Cheap car for China?
The New Year has brought us the much anticipated low cost car (christened the Nano) from the Indian car manufacturer Tata Motors. Tata Group chairman Ratan Tata expressed his noble intentions "to bring the joy, pride and utility of owning a car to many families who need mobility". While Nano will be launched as a first step only in India, Tata has announced its plans to sell the vehicle in other markets around the globe.
The question that immediately pops into mind is: Would the Nano succeed in China? A superficial view to China’s auto market may prompt a "yes, why not?" China is still a developing car market, and there are also many families in the mainland who need mobility and would be proud to own a car.
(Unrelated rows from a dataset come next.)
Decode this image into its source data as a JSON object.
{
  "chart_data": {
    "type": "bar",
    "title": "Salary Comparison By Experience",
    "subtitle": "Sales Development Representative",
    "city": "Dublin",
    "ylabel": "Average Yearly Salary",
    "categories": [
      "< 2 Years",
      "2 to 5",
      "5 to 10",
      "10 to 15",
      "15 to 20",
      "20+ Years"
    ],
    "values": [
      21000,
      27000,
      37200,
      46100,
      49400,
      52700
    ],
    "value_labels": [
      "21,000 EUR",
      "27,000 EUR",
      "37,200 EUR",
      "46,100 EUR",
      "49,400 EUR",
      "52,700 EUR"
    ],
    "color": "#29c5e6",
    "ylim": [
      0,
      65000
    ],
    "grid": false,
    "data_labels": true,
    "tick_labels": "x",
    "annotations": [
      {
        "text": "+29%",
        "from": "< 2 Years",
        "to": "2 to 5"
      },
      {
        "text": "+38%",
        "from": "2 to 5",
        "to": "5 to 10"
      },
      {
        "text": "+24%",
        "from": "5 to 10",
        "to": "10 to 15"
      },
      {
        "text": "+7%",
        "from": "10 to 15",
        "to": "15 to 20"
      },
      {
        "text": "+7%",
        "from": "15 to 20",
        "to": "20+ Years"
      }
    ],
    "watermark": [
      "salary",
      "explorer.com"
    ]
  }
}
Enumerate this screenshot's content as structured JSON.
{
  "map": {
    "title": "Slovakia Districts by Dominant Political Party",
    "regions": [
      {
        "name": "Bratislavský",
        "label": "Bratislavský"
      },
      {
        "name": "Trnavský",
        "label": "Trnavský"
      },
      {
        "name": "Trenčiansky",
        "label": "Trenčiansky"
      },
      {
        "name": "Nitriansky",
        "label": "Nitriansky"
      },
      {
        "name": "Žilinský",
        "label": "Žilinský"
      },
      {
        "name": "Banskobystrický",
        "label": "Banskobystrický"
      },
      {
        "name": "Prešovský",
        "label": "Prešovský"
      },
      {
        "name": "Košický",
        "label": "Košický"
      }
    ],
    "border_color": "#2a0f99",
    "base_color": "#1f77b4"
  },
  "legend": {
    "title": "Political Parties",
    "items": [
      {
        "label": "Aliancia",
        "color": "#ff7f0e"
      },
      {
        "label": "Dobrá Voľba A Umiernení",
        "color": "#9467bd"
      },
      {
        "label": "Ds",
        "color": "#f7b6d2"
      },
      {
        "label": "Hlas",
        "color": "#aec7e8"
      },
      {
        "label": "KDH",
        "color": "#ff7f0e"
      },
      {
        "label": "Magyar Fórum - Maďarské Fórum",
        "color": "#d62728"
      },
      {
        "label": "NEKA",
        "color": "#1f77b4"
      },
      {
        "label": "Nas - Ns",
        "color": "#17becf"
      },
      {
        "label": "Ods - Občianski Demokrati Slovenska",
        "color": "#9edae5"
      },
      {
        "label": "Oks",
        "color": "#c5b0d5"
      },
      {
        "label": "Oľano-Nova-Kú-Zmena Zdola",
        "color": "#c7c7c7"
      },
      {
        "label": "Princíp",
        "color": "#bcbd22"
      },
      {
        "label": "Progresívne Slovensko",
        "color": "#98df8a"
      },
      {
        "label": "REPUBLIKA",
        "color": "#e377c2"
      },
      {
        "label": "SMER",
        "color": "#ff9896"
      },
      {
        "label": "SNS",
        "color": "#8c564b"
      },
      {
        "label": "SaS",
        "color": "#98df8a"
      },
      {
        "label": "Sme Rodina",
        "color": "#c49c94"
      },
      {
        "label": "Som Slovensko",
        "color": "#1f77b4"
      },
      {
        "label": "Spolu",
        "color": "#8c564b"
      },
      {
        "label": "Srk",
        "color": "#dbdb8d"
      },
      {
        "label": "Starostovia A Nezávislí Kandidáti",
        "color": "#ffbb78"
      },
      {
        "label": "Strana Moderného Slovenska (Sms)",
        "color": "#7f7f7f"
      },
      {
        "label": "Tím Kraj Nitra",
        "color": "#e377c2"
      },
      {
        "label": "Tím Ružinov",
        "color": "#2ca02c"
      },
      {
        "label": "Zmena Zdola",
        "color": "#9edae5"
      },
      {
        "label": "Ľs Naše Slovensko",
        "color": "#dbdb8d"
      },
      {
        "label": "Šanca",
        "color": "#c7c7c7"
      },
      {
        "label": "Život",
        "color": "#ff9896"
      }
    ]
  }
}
Tata insists very much on the fact that the new Nano satisfies technical requirements such as emission and vehicle safety standards requested by international markets. Selling cars is not only about meeting government regulations, though. It is above all about understanding consumer needs.
On the mainland, beside the universal need for basic transportation, we identify highly relevant emotive drivers for car purchase, such as showing success, gaining self-confidence and caring for family. Chinese consumers do pay attention to the niceties of vehicle performance, safety aspects and interior design. How can a car in its basic version – the one which causes the sensation as cheapest car in the world – then attract Chinese car buyers by proposing a 33hp engine and renouncing airbags? And how can it withstand severe competition by proposing only rudimentary equipments, without radio, power steering or air conditioning?
Tata says that the Nano will be better equipped for the international markets, with the price tripling or even quadrupling. If this is the case, the Nano will become nothing more than a "regular" competitor in the market, competing particularly with numerous Chinese domestic brands which altogether hold a dominant position in the micro car segment.
It seems that the idea of vehicle downsizing is not really fitting for China, where the car market is moving upwards and owning a car is also an indication of the owner himself moving upwards. To find a foothold in the Chinese market, Tata would need to explore how to make the product attractive by adding value to the vehicle – functional or emotional – while still keeping the cost low. Evidence of success in doing this does exist in other parts of the world. Who thought three years ago that the Dacia Logan, conceived by Renault as low cost vehicle particularly for Eastern Europe, would eventually succeed in the highly developed, Western European markets?